Sum of unit vectors=$\frac{-2}{15}i-\frac{1}{3}j+\frac{19}{15}k$

$\mid \hat{A}+\hat{B}\mid=\sqrt{(\frac{-2}{15})^2+(\frac{1}{3})^2+(\frac{19}{15})^2}$

$\mid \hat{A}+\hat{B}\mid=1.32$

$\theta_1=Cos^{-1}(\frac{A\cdot B)}{\mid A\mid \mid B\mid}$

$\theta_1=cos^{-1}(\frac{-4}{30})=97.6^{\circ}$

$\theta_2=cos^{-1}(\frac{(Sum\;of\;unt\;vectors\cdot A)}{\mid sum\mid \mid A\mid }$

$\theta_2=cos^{-1}(\frac{78}{15\cdot 2\cdot 1.32\cdot 6})=49^{\circ}$

$\frac{1}{2}\theta_1=\frac{1}{2}(97.6)=48.8\sim 49^{\circ}=\theta_2$

Hence, proved.

Answer 2

A unit vector in the same direction as a vector $v$ can be obtained by multiplying $v$ by the reciprocal of its norm.

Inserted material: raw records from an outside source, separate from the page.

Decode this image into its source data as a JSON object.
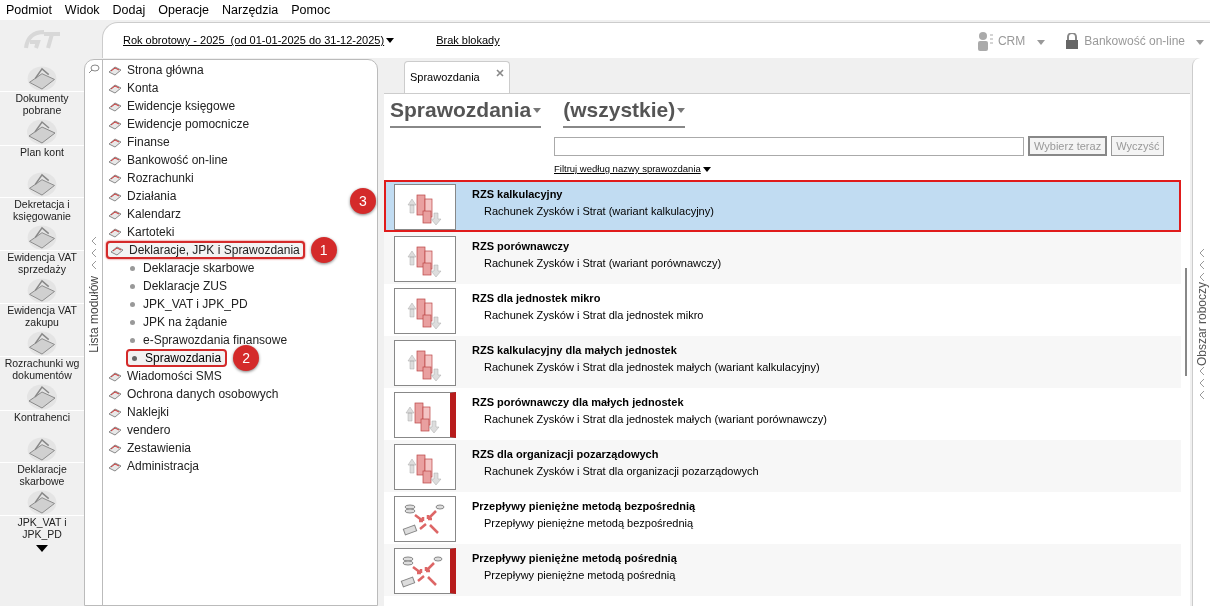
{
  "menu": [
    "Podmiot",
    "Widok",
    "Dodaj",
    "Operacje",
    "Narzędzia",
    "Pomoc"
  ],
  "launcher": {
    "items": [
      {
        "label": "Dokumenty pobrane"
      },
      {
        "label": "Plan kont"
      },
      {
        "label": "Dekretacja i księgowanie"
      },
      {
        "label": "Ewidencja VAT sprzedaży"
      },
      {
        "label": "Ewidencja VAT zakupu"
      },
      {
        "label": "Rozrachunki wg dokumentów"
      },
      {
        "label": "Kontrahenci"
      },
      {
        "label": "Deklaracje skarbowe"
      },
      {
        "label": "JPK_VAT i JPK_PD"
      }
    ]
  },
  "top_bar": {
    "fiscal_year": "Rok obrotowy - 2025  (od 01-01-2025 do 31-12-2025)",
    "lock_status": "Brak blokady",
    "crm": "CRM",
    "banking": "Bankowość on-line"
  },
  "module_list": {
    "title": "Lista modułów",
    "items": [
      {
        "label": "Strona główna"
      },
      {
        "label": "Konta"
      },
      {
        "label": "Ewidencje księgowe"
      },
      {
        "label": "Ewidencje pomocnicze"
      },
      {
        "label": "Finanse"
      },
      {
        "label": "Bankowość on-line"
      },
      {
        "label": "Rozrachunki"
      },
      {
        "label": "Działania"
      },
      {
        "label": "Kalendarz"
      },
      {
        "label": "Kartoteki"
      },
      {
        "label": "Deklaracje, JPK i Sprawozdania",
        "callout": "1",
        "expanded": true,
        "children": [
          {
            "label": "Deklaracje skarbowe",
            "selected": false
          },
          {
            "label": "Deklaracje ZUS",
            "selected": false
          },
          {
            "label": "JPK_VAT i JPK_PD",
            "selected": false
          },
          {
            "label": "JPK na żądanie",
            "selected": false
          },
          {
            "label": "e-Sprawozdania finansowe",
            "selected": false
          },
          {
            "label": "Sprawozdania",
            "selected": true,
            "callout": "2"
          }
        ]
      },
      {
        "label": "Wiadomości SMS"
      },
      {
        "label": "Ochrona danych osobowych"
      },
      {
        "label": "Naklejki"
      },
      {
        "label": "vendero"
      },
      {
        "label": "Zestawienia"
      },
      {
        "label": "Administracja"
      }
    ]
  },
  "tab": {
    "label": "Sprawozdania"
  },
  "header": {
    "title": "Sprawozdania",
    "filter": "(wszystkie)"
  },
  "search": {
    "button_select": "Wybierz teraz",
    "button_clear": "Wyczyść",
    "filter_link": "Filtruj według nazwy sprawozdania"
  },
  "reports": [
    {
      "kind": "chart",
      "title": "RZS kalkulacyjny",
      "description": "Rachunek Zysków i Strat (wariant kalkulacyjny)",
      "selected": true,
      "flagged": false,
      "callout": "3"
    },
    {
      "kind": "chart",
      "title": "RZS porównawczy",
      "description": "Rachunek Zysków i Strat (wariant porównawczy)",
      "selected": false,
      "flagged": false
    },
    {
      "kind": "chart",
      "title": "RZS dla jednostek mikro",
      "description": "Rachunek Zysków i Strat dla jednostek mikro",
      "selected": false,
      "flagged": false
    },
    {
      "kind": "chart",
      "title": "RZS kalkulacyjny dla małych jednostek",
      "description": "Rachunek Zysków i Strat dla jednostek małych (wariant kalkulacyjny)",
      "selected": false,
      "flagged": false
    },
    {
      "kind": "chart",
      "title": "RZS porównawczy dla małych jednostek",
      "description": "Rachunek Zysków i Strat dla jednostek małych (wariant porównawczy)",
      "selected": false,
      "flagged": true
    },
    {
      "kind": "chart",
      "title": "RZS dla organizacji pozarządowych",
      "description": "Rachunek Zysków i Strat dla organizacji pozarządowych",
      "selected": false,
      "flagged": false
    },
    {
      "kind": "flow",
      "title": "Przepływy pieniężne metodą bezpośrednią",
      "description": "Przepływy pieniężne metodą bezpośrednią",
      "selected": false,
      "flagged": false
    },
    {
      "kind": "flow",
      "title": "Przepływy pieniężne metodą pośrednią",
      "description": "Przepływy pieniężne metodą pośrednią",
      "selected": false,
      "flagged": true
    }
  ],
  "workspace": {
    "title": "Obszar roboczy"
  }
}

So $\vec A$ and $\vec B$ have corresponding unit vectors $\vec a$ and $\vec b$,

$\vec a=\dfrac{\vec A}{\|\vec A\|}=\dfrac{4\,\vec\imath-2\,\vec\jmath+4\,\vec k}{\sqrt{4^2+(-2)^2+4^2}}=\dfrac23\,\vec\imath-\dfrac13\,\vec\jmath+\dfrac23\,\vec k$

$\vec b=\dfrac{-4\,\vec\imath+3\,\vec k}{\sqrt{(-4)^2+3^2}}=-\dfrac45\,\vec\imath+\dfrac35\,\vec k$

They have vector sum

$\vec a+\vec b=-\dfrac2{15}\,\vec\imath-\dfrac13\,\vec\jmath+\dfrac{19}{15}\,\vec k$

Find the angle between $\vec A$ and $\vec B$ using the dot product formula:

$\vec A\cdot\vec B=\|\vec A\|\|\vec B\|\cos\theta$

$-4=30\cos\theta$

$\cos\theta=-\dfrac2{15}$

$\theta\approx97.66^\circ$

Then find the angle between either $\vec A$ or $\vec B$ and $\vec a+\vec b$:

$\vec A\cdot(\vec a+\vec b)=\|\vec A\|\|\vec a+\vec b\|\cos\varphi$

$\dfrac{26}5=2\sqrt{\dfrac{78}5}\cos\varphi$

$\cos\varphi=\sqrt{\dfrac{13}{30}}$

$\varphi\approx48.831^\circ$

(and this is half of $\theta$)